Un altro soggetto, ancora più pazzo, andava cianciando a proposito dei nomi, mescolando pandemia, con pandemonio e sentite che tesi originale proponeva, per entrambi termini.

Perché seguire la massa e dare al pan di pandemia il significato di tutti? Che poi unito a demos, popolo darebbe tutto il popolo, quando possiamo dare a Pan con la maiuscola il significato del Pan, il dio dei boschi, dei campi, e della vita agreste che è all’origine di tutte le cose? Egli è un dio benevolo, giovane, allegro, amico degli uomini e soprattutto delle donne, le quali tutte incanta con il suono del suo flauto di canna.

Per come la vedo io Pan è all’origine di due parole quasi uguali, pandemia e pandemonio. Nella pandemia si annida una malattia che colpisce tutto il popolo; nel pandemonio Pan assume sembianze demoniache.

Come è possibile questo? La spiegazione è semplice, Pan, il dio dei boschi e dei ruscelli, ha le zampe caprine, come il diavolo ed ecco allora che la pandemia, diventa anche pandemonio, che è quanto di più terribile vi sia: tutto è in mano al demonio (pan, tutto, daimon, demonio). E il gioco è fatto.

L’Inferno è vuoto – disse Don Chisciotte - i diavoli sono tutti qui.

Non è più il tempo di ascoltare le melodie del flauto incantatore, ma le stonature dell’Inferno, che ci assordano con una sarabanda scatenata; al Pan armonico si è sostituito il pan tonitruante delle catastrofi. Che hanno il vizio di non venire mai da sole. Basti guardare la Croazia colpita contemporaneamente anche dal terremoto. Se ci sono forze che presiedono ai disastri, rivolgiamo ad esse una raccomandazione, mettevi d’accordo, uno alla volta per favore.
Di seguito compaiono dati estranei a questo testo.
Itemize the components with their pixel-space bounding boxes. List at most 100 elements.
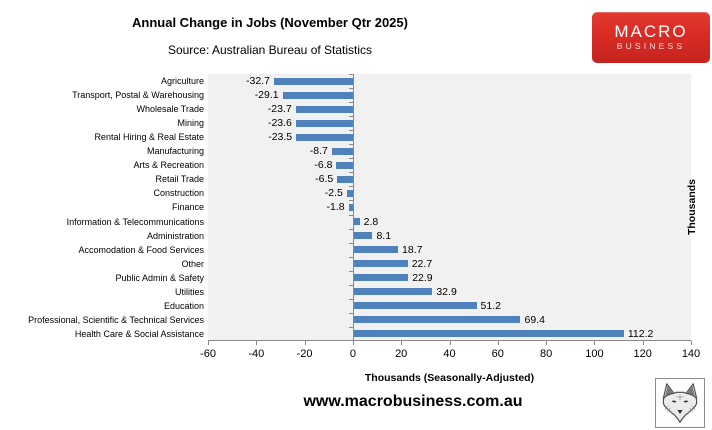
bar bbox=[352, 316, 521, 324]
x-tick-label: 80 bbox=[539, 348, 553, 360]
value-label: -8.7 bbox=[309, 145, 328, 158]
x-axis-tick bbox=[256, 341, 258, 345]
value-label: -2.5 bbox=[324, 187, 343, 200]
x-tick-label: 140 bbox=[681, 348, 701, 360]
category-label: Utilities bbox=[174, 286, 204, 297]
bar bbox=[352, 232, 373, 240]
category-label: Agriculture bbox=[160, 76, 204, 87]
y-axis-tick bbox=[348, 74, 353, 75]
x-tick-label: 20 bbox=[395, 348, 408, 360]
x-tick-label: -40 bbox=[248, 348, 265, 360]
category-label: Education bbox=[163, 300, 204, 311]
value-label: -23.7 bbox=[267, 103, 292, 116]
x-axis-line bbox=[208, 340, 691, 341]
category-label: Other bbox=[181, 258, 204, 269]
x-axis-title: Thousands (Seasonally-Adjusted) bbox=[364, 372, 535, 384]
x-axis-tick bbox=[642, 341, 644, 345]
bar bbox=[282, 91, 353, 99]
value-label: 22.7 bbox=[411, 257, 433, 270]
category-label: Arts & Recreation bbox=[133, 160, 204, 171]
chart-source: Source: Australian Bureau of Statistics bbox=[167, 43, 373, 57]
y-axis-tick bbox=[348, 130, 353, 132]
category-label: Construction bbox=[153, 188, 204, 199]
bar bbox=[352, 330, 624, 338]
y-axis-line bbox=[352, 74, 354, 341]
x-axis-tick bbox=[497, 341, 499, 345]
y-axis-tick bbox=[348, 270, 353, 272]
y-axis-tick bbox=[348, 102, 353, 104]
y-axis-tick bbox=[348, 214, 353, 216]
category-label: Information & Telecommunications bbox=[66, 216, 204, 227]
value-label: -6.8 bbox=[314, 159, 333, 172]
value-label: -29.1 bbox=[254, 89, 279, 102]
value-label: 51.2 bbox=[480, 299, 501, 312]
x-axis-tick bbox=[546, 341, 548, 345]
category-axis-labels: Agriculture Transport, Postal & Warehousi… bbox=[0, 74, 204, 341]
x-axis-tick bbox=[401, 341, 403, 345]
value-label: 22.9 bbox=[412, 271, 433, 284]
right-axis-title: Thousands bbox=[686, 179, 698, 236]
bar bbox=[295, 119, 353, 127]
y-axis-tick bbox=[348, 200, 353, 202]
value-label: 32.9 bbox=[436, 285, 457, 298]
bar bbox=[352, 218, 360, 226]
bar bbox=[336, 161, 353, 169]
x-axis-tick bbox=[691, 341, 692, 345]
y-axis-tick bbox=[348, 186, 353, 188]
logo-text-macro: MACRO bbox=[614, 22, 688, 41]
bar bbox=[352, 260, 408, 268]
y-axis-tick bbox=[348, 326, 353, 328]
value-label: -23.6 bbox=[267, 117, 292, 130]
y-axis-tick bbox=[348, 158, 353, 160]
y-axis-tick bbox=[348, 144, 353, 146]
value-label: -23.5 bbox=[268, 131, 293, 144]
category-label: Manufacturing bbox=[146, 146, 204, 157]
y-axis-tick bbox=[348, 88, 353, 90]
x-tick-label: 40 bbox=[443, 348, 456, 360]
bar bbox=[352, 302, 477, 310]
bar bbox=[352, 288, 433, 296]
x-tick-label: 100 bbox=[585, 348, 604, 360]
fox-head-icon bbox=[662, 383, 698, 423]
value-label: 18.7 bbox=[402, 243, 423, 256]
y-axis-tick bbox=[348, 312, 353, 314]
fox-logo bbox=[655, 378, 705, 428]
category-label: Rental Hiring & Real Estate bbox=[94, 132, 204, 143]
category-label: Accomodation & Food Services bbox=[78, 244, 204, 255]
value-label: 8.1 bbox=[376, 229, 392, 242]
value-label: -6.5 bbox=[315, 173, 334, 186]
y-axis-tick bbox=[348, 172, 353, 174]
plot-area: -32.7 -29.1 -23.7 -23.6 -23.5 -8.7 -6.8 -6.5 -2.… bbox=[208, 74, 691, 341]
bar bbox=[295, 105, 353, 113]
x-tick-label: 0 bbox=[349, 348, 356, 360]
y-axis-tick bbox=[348, 284, 353, 286]
y-axis-tick bbox=[348, 256, 353, 258]
x-axis-tick bbox=[208, 341, 209, 345]
bar bbox=[348, 204, 353, 211]
category-label: Public Admin & Safety bbox=[115, 272, 204, 283]
value-label: -1.8 bbox=[326, 201, 345, 214]
x-tick-label: 60 bbox=[491, 348, 504, 360]
y-axis-tick bbox=[348, 228, 353, 230]
category-label: Finance bbox=[171, 202, 204, 213]
x-axis-tick bbox=[449, 341, 451, 345]
value-label: 2.8 bbox=[363, 215, 379, 228]
category-label: Mining bbox=[177, 118, 204, 129]
bar bbox=[346, 189, 353, 197]
y-axis-tick bbox=[348, 298, 353, 300]
x-tick-label: -20 bbox=[296, 348, 313, 360]
value-label: 69.4 bbox=[524, 313, 545, 326]
bar bbox=[273, 77, 353, 85]
value-label: 112.2 bbox=[627, 327, 654, 340]
website-url: www.macrobusiness.com.au bbox=[303, 393, 523, 410]
category-label: Wholesale Trade bbox=[136, 104, 204, 115]
category-label: Retail Trade bbox=[155, 174, 204, 185]
category-label: Transport, Postal & Warehousing bbox=[72, 90, 204, 101]
x-axis-tick bbox=[304, 341, 306, 345]
category-label: Health Care & Social Assistance bbox=[74, 328, 204, 339]
y-axis-tick bbox=[348, 116, 353, 118]
bar bbox=[331, 147, 353, 155]
bar bbox=[296, 133, 353, 141]
bar bbox=[337, 175, 353, 183]
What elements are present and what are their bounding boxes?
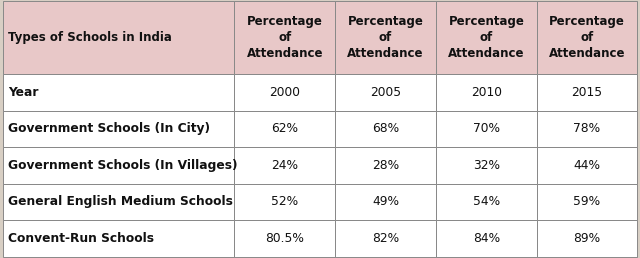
Text: 28%: 28% [372,159,399,172]
Bar [436,74,537,111]
Bar [234,220,335,257]
Text: 62%: 62% [271,122,298,135]
Bar [537,74,637,111]
Bar [537,147,637,184]
Bar [335,74,436,111]
Bar [335,184,436,220]
Text: 52%: 52% [271,195,298,208]
Text: 70%: 70% [473,122,500,135]
Text: 59%: 59% [573,195,600,208]
Text: 2015: 2015 [571,86,602,99]
Text: Percentage
of
Attendance: Percentage of Attendance [548,15,625,60]
Bar [3,184,234,220]
Bar [335,147,436,184]
Text: Percentage
of
Attendance: Percentage of Attendance [348,15,424,60]
Bar [3,1,234,74]
Text: Government Schools (In City): Government Schools (In City) [8,122,211,135]
Bar [3,74,234,111]
Bar [3,111,234,147]
Text: 89%: 89% [573,232,600,245]
Bar [436,111,537,147]
Bar [537,111,637,147]
Bar [436,1,537,74]
Text: Year: Year [8,86,39,99]
Text: 2000: 2000 [269,86,300,99]
Text: 2010: 2010 [471,86,502,99]
Text: 2005: 2005 [370,86,401,99]
Text: Percentage
of
Attendance: Percentage of Attendance [448,15,525,60]
Bar [335,111,436,147]
Text: 80.5%: 80.5% [266,232,304,245]
Bar [234,147,335,184]
Text: 49%: 49% [372,195,399,208]
Text: 84%: 84% [473,232,500,245]
Bar [436,147,537,184]
Text: Percentage
of
Attendance: Percentage of Attendance [246,15,323,60]
Text: 78%: 78% [573,122,600,135]
Bar [537,184,637,220]
Bar [537,220,637,257]
Bar [436,184,537,220]
Bar [234,184,335,220]
Text: 54%: 54% [473,195,500,208]
Bar [3,220,234,257]
Bar [3,147,234,184]
Bar [234,74,335,111]
Text: 68%: 68% [372,122,399,135]
Text: 32%: 32% [473,159,500,172]
Text: Convent-Run Schools: Convent-Run Schools [8,232,154,245]
Text: 82%: 82% [372,232,399,245]
Text: Government Schools (In Villages): Government Schools (In Villages) [8,159,238,172]
Bar [537,1,637,74]
Bar [234,111,335,147]
Text: 44%: 44% [573,159,600,172]
Bar [234,1,335,74]
Bar [436,220,537,257]
Text: 24%: 24% [271,159,298,172]
Bar [335,1,436,74]
Bar [335,220,436,257]
Text: General English Medium Schools: General English Medium Schools [8,195,233,208]
Text: Types of Schools in India: Types of Schools in India [8,31,172,44]
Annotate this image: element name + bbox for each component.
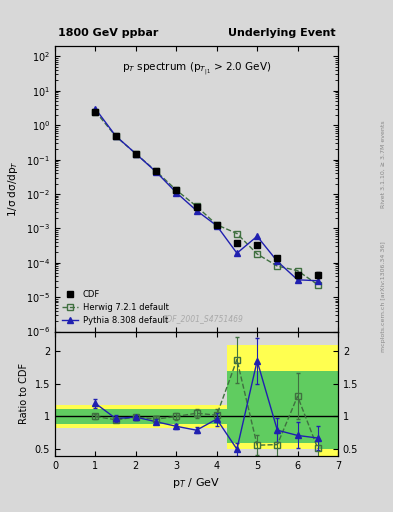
Y-axis label: Ratio to CDF: Ratio to CDF bbox=[19, 363, 29, 424]
Text: Underlying Event: Underlying Event bbox=[228, 28, 335, 37]
Text: CDF_2001_S4751469: CDF_2001_S4751469 bbox=[161, 314, 243, 323]
X-axis label: p$_T$ / GeV: p$_T$ / GeV bbox=[173, 476, 220, 490]
Text: Rivet 3.1.10, ≥ 3.7M events: Rivet 3.1.10, ≥ 3.7M events bbox=[381, 120, 386, 208]
Text: mcplots.cern.ch [arXiv:1306.34 36]: mcplots.cern.ch [arXiv:1306.34 36] bbox=[381, 242, 386, 352]
Text: p$_T$ spectrum (p$_{T_{|1}}$ > 2.0 GeV): p$_T$ spectrum (p$_{T_{|1}}$ > 2.0 GeV) bbox=[122, 60, 271, 77]
Y-axis label: 1/σ dσ/dp$_T$: 1/σ dσ/dp$_T$ bbox=[6, 160, 20, 217]
Legend: CDF, Herwig 7.2.1 default, Pythia 8.308 default: CDF, Herwig 7.2.1 default, Pythia 8.308 … bbox=[59, 287, 171, 327]
Text: 1800 GeV ppbar: 1800 GeV ppbar bbox=[58, 28, 158, 37]
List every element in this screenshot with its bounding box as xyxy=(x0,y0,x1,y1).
Dopo aver ascoltato alcuni di questi sproloqui, Maurizio, preoccupato della confusione che avrebbero potuto creare nella mente degli aderenti al circolo, decise di porre fine al collegamento.

Per oggi basta, ordinò. Di sciocchezze ne abbiamo sentite abbastanza. E spense il suo computer, sperando che gli altri del circolo facessero altrettanto. Di caos in giro ce n’era già troppo, assurdo dare spazio ad altri cervellotici pensatori, le cui deduzioni a suo parere non avevano il benché minimo aggancio con la realtà di dolore che tutto il mondo stava attraversando.

Pancrazio a casa, si era appena collegato e pensò che la chiusura fosse dovuta al timore di un suo eventuale intervento.